Opinion
2013-12-4
John C. Buratti, New York, N.Y. (Julie M. Sherwood of counsel), for appellant. Alexander Bespechny, Brooklyn, N.Y. (Louis Badolato of counsel), for respondent.
John C. Buratti, New York, N.Y. (Julie M. Sherwood of counsel), for appellant. Alexander Bespechny, Brooklyn, N.Y. (Louis Badolato of counsel), for respondent.
Cullen and Dykman LLP, New York, N.Y. (Ian T. Williamson of counsel), for additional respondents.
In a proceeding pursuant to CPLR article 75, inter alia, to permanently stay arbitration of a claim for uninsured motorist benefits, the petitioner appeals from an order of the Supreme Court, Kings County (Archer, Ct. Atty. Ref.), dated May 7, 2012, which, after a framed-issue hearing, in effect, denied the petition.
ORDERED that the order is affirmed, with one bill of costs.
The petitioner commenced the instant proceeding pursuant to CPLR article 75, inter alia, to permanently stay arbitration of a claim for uninsured motorist benefits on the ground that the alleged offending vehicle was insured by National Union Fire Insurance Company of Pittsburgh (hereinafter National Union) at the time of the subject accident. Following a framed-issue hearing, the Court Attorney Referee, in effect, denied the petition, determining that the alleged offending vehicle was not involved in the subject accident and, thus, National Union was not required to provide coverage for the subject accident.

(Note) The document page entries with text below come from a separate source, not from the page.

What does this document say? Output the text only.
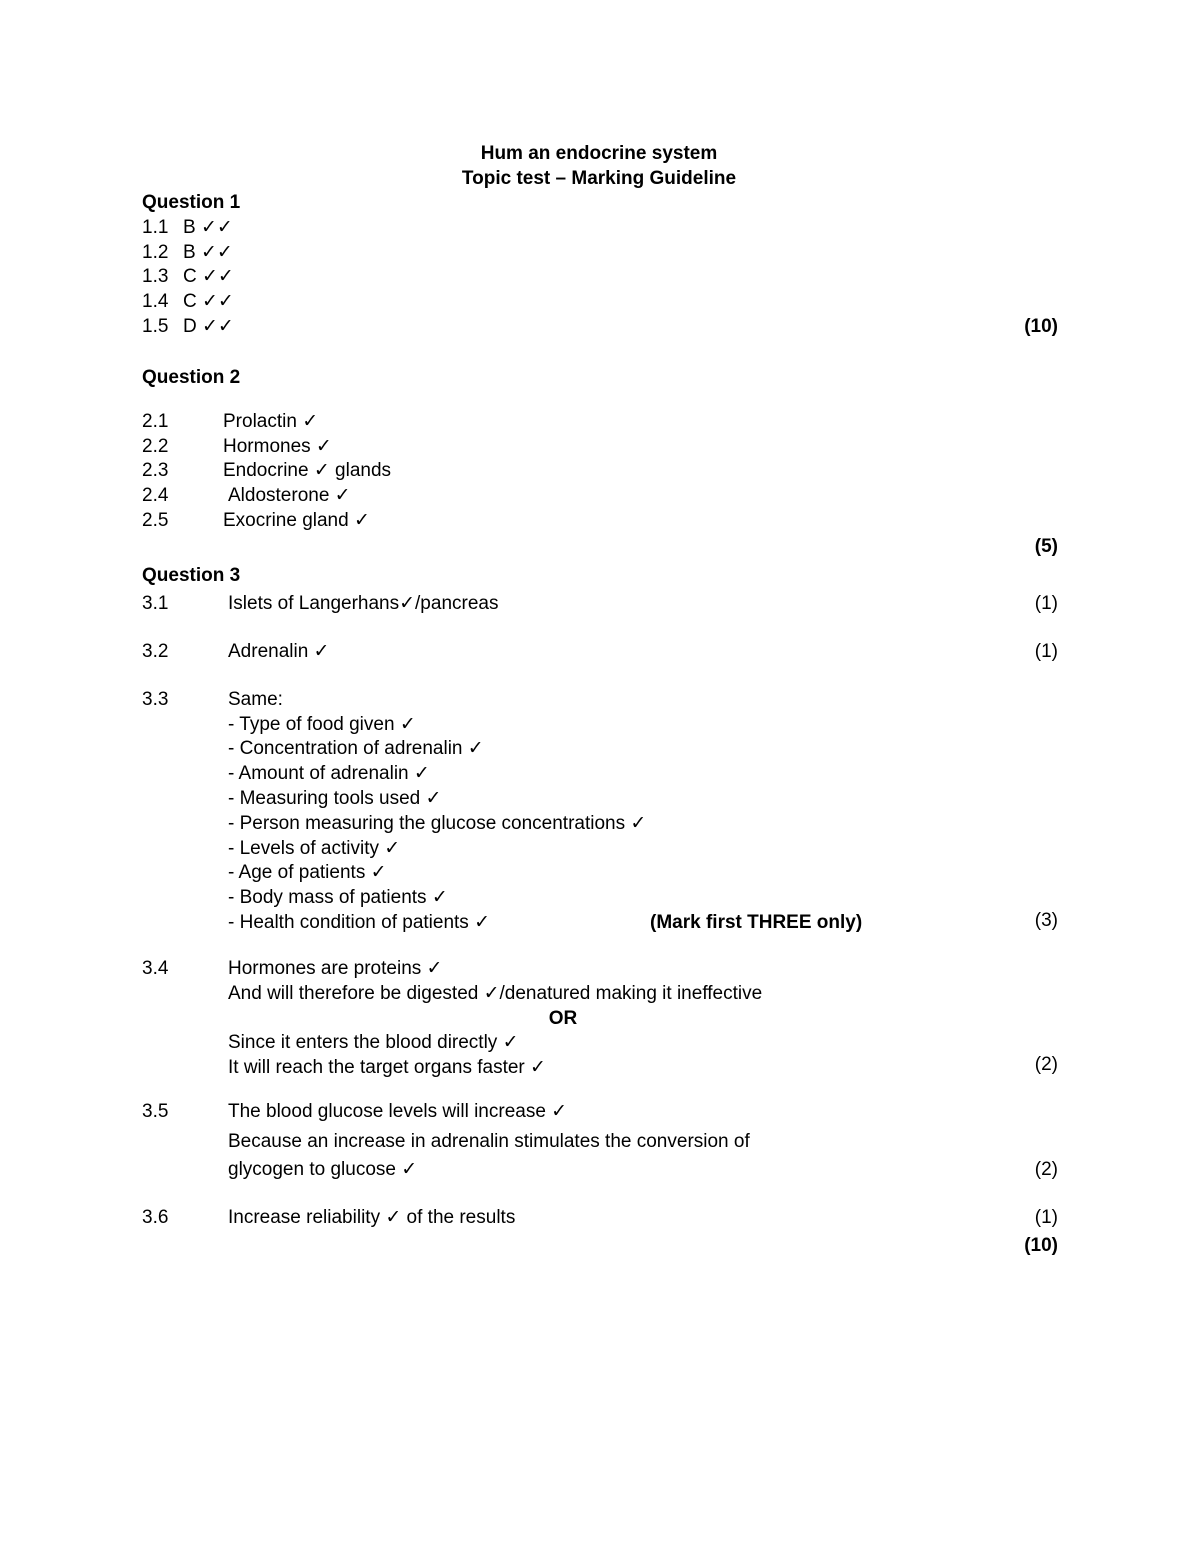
Hum an endocrine system
Topic test – Marking Guideline
Question 1
1.1 B ✓✓
1.2 B ✓✓
1.3 C ✓✓
1.4 C ✓✓
1.5 D ✓✓	(10)
Question 2
2.1	Prolactin ✓
2.2	Hormones ✓
2.3	Endocrine ✓ glands
2.4	Aldosterone ✓
2.5	Exocrine gland ✓
(5)
Question 3
3.1	Islets of Langerhans✓/pancreas	(1)
3.2	Adrenalin ✓	(1)
3.3	Same:
- Type of food given ✓
- Concentration of adrenalin ✓
- Amount of adrenalin ✓
- Measuring tools used ✓
- Person measuring the glucose concentrations ✓
- Levels of activity ✓
- Age of patients ✓
- Body mass of patients ✓
- Health condition of patients ✓	(Mark first THREE only)	(3)
3.4	Hormones are proteins ✓
And will therefore be digested ✓/denatured making it ineffective
OR
Since it enters the blood directly ✓
It will reach the target organs faster ✓	(2)
3.5	The blood glucose levels will increase ✓
Because an increase in adrenalin stimulates the conversion of
glycogen to glucose ✓	(2)
3.6	Increase reliability ✓ of the results	(1)
(10)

The petitioner has the initial burden of showing sufficient facts to establish justification for the stay of arbitration ( see Matter of Hertz Corp. v. Holmes, 106 A.D.3d 1001, 1002, 966 N.Y.S.2d 157; Matter of AutoOne Ins. Co. v. Umanzor, 74 A.D.3d 1335, 1336, 903 N.Y.S.2d 253). Here, the petitioner failed to meet its initial burden of identifying the alleged offending vehicle and showing that the alleged offending vehicle was, in fact, insured at the time of the accident ( see Matter of Progressive Northeastern Ins. Co. v. Gibson, 62 A.D.3d 804, 877 N.Y.S.2d 904; Matter of New York Cent. Mut. Fire Ins. Co. [ Reid ], 34 A.D.3d 333, 825 N.Y.S.2d 448; Matter of Insurance Co. of State of Pa. v. Dentale, 32 A.D.3d 854, 855, 821 N.Y.S.2d 115; Matter of Allstate Ins. Co. v. Esposito, 15 A.D.3d 648, 648–649, 791 N.Y.S.2d 125; Matter of Government Empls. Ins. Co. v. Williams–Staley, 288 A.D.2d 471, 472, 733 N.Y.S.2d 74; Matter of Eagle Ins. Co. v. Pusey, 271 A.D.2d 445, 445–446, 706 N.Y.S.2d 123). To the extent that the determination of the Supreme Court was based upon the assessment of the credibility of the witnesses, such determination is entitled to deference on appeal, and we discern no basis to disturb it ( see Matter of Government Empls. Ins. Co. v. Morris, 95 A.D.3d 887, 888–889, 942 N.Y.S.2d 642; Matter of Allstate Ins. Co. v. Hang Li Wang, 46 A.D.3d 807, 808, 847 N.Y.S.2d 477). Accordingly, the Supreme Court properly, in effect, denied the petition and dismissed the proceeding. RIVERA, J.P., HALL, ROMAN and MILLER, JJ., concur.